Stereo aerial photography or satellite imagery is still a very important source of elevation data. Human beings drawing cartographically-pleasing contours by hand is rare in today's mapping industry, but it is still common to manually extract elevation points (mass points) and breaklines along key features of the natural and man-made landscape. Automated image correlation techniques are also useful, although there is almost always a need for manual editing and correction if a clean bare ground surface is desired. Autocorrelation is a fast and effective way of producing digital surface models, particularly for the generation of "true orthophotos." which were discussed in Lesson 3.

Active remote sensing technologies, particularly lidar and IFSAR, are quickly gaining acceptance as the most accurate and/or cost-effective ways to collect high-resolution elevation data over large areas. An in-depth discussion of either of these technologies (including sensor design and operation, project planning, data processing, and product generation) is beyond the scope of this course. However, the textbook readings do describe these technologies at an overview level. Most of the information in this lesson, which deals with the elevation data products, rather than the method of acquisition, is applicable regardless of the sensor used for acquisition.

Seamless coverage of the United States with current digital orthophotography has been achieved, and is kept current, by a combination of government and commercial activities. In previous lessons, we discussed federal programs, such as USGS and USDA, and commercial endeavors such as the Microsoft/Bing Global Ortho Project. The USGS has developed and maintained seamless elevation data coverage of the United States through the National Elevation Database, but much of the source information for the NED is very old and of relatively low accuracy and resolution. There is significant interest in upgrading the nationwide elevation coverage with high-resolution, high-accuracy data, but it would require commitment of hundreds of millions of dollars for data acquisition and processing. One of the best cost-benefit arguments for seamless elevation data appears to be in support of FEMAs floodplain mapping program, but the pool of potential users of this data is much larger. Execution of a national elevation mapping program will require a significant number of interagency partnerships and cooperative cost-sharing agreements.

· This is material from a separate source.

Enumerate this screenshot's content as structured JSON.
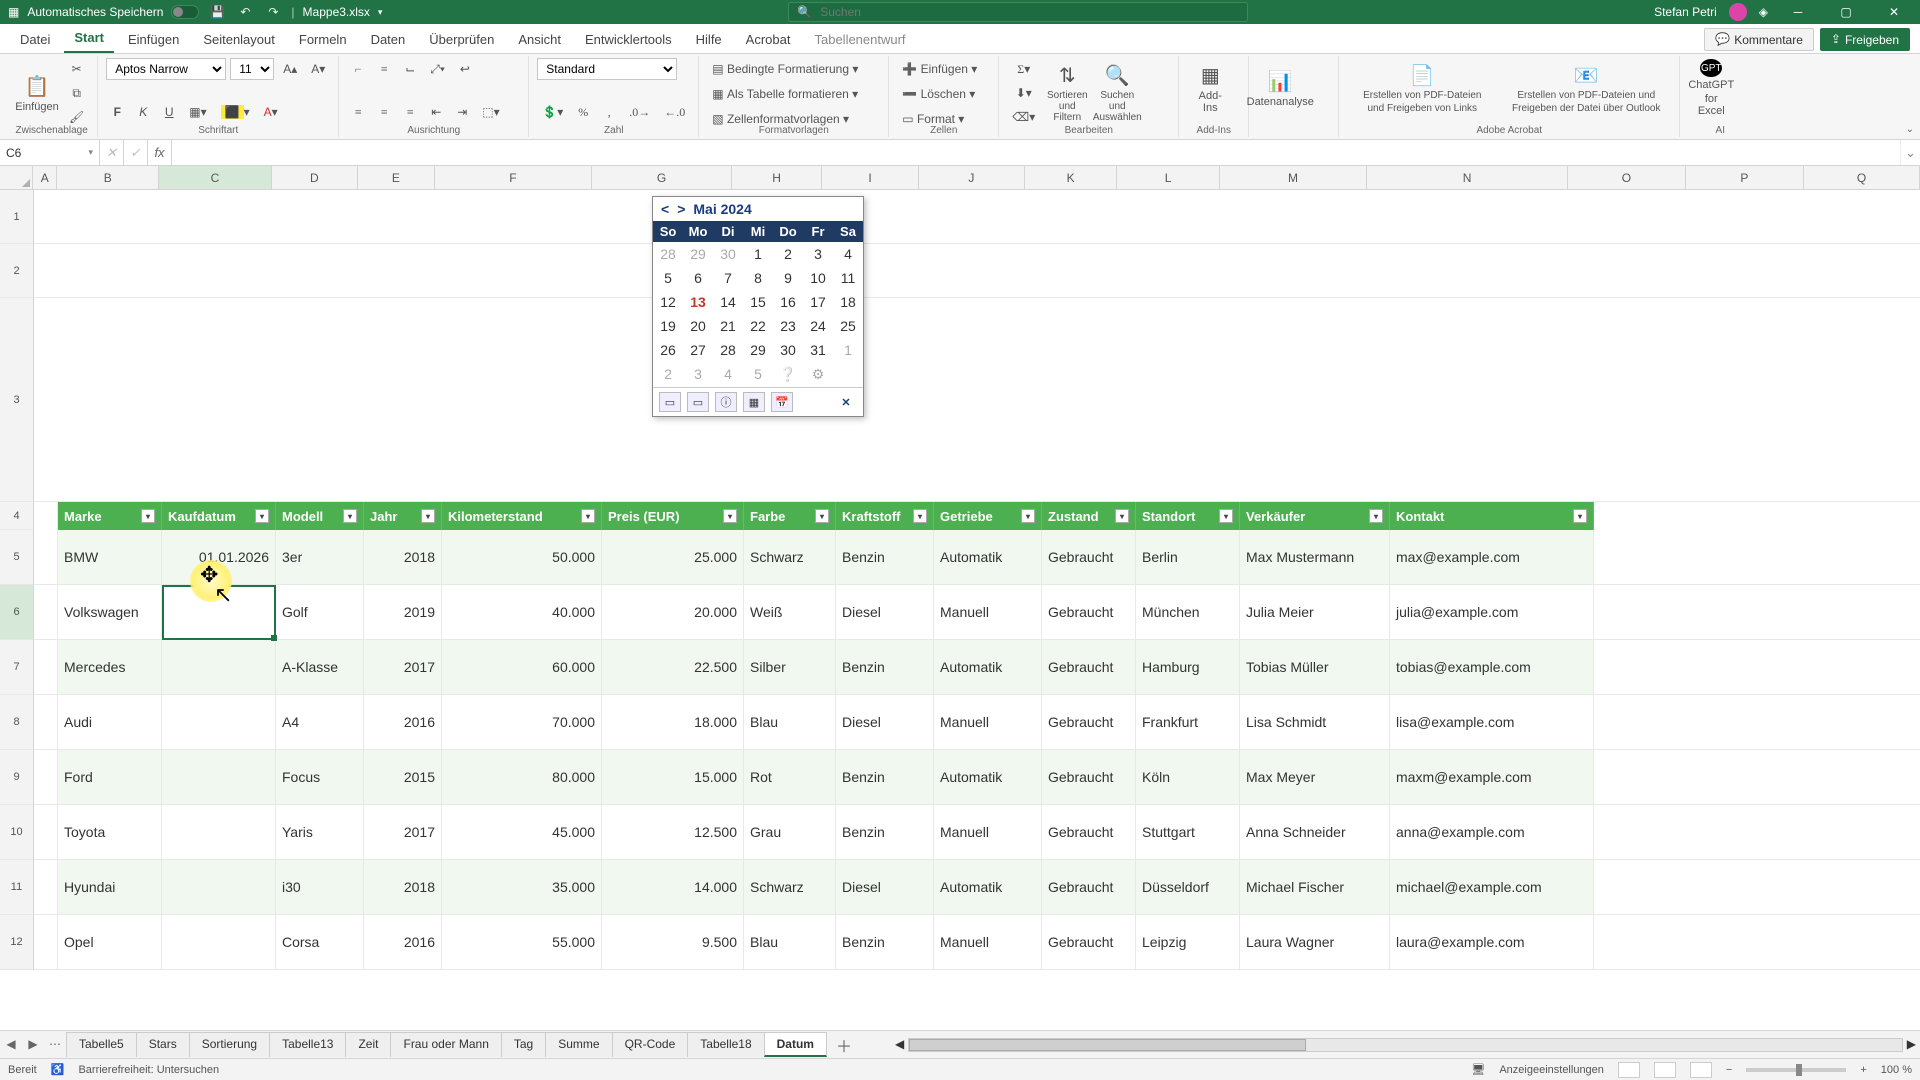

The viability of various remote sensing technologies for creation of a seamless national elevation database was the subject of a National Academies of Science report published in 2007. The study was done for FEMA, and the committee was made up of experts in mapping as well as engineering applications. This report, Elevation Data for Floodplain Mapping, can be downloaded for free and provides an in-depth comparison of photogrammetry, lidar, and IFSAR that should more than satisfy the student who would like to read beyond the scope of the assigned reading in this course.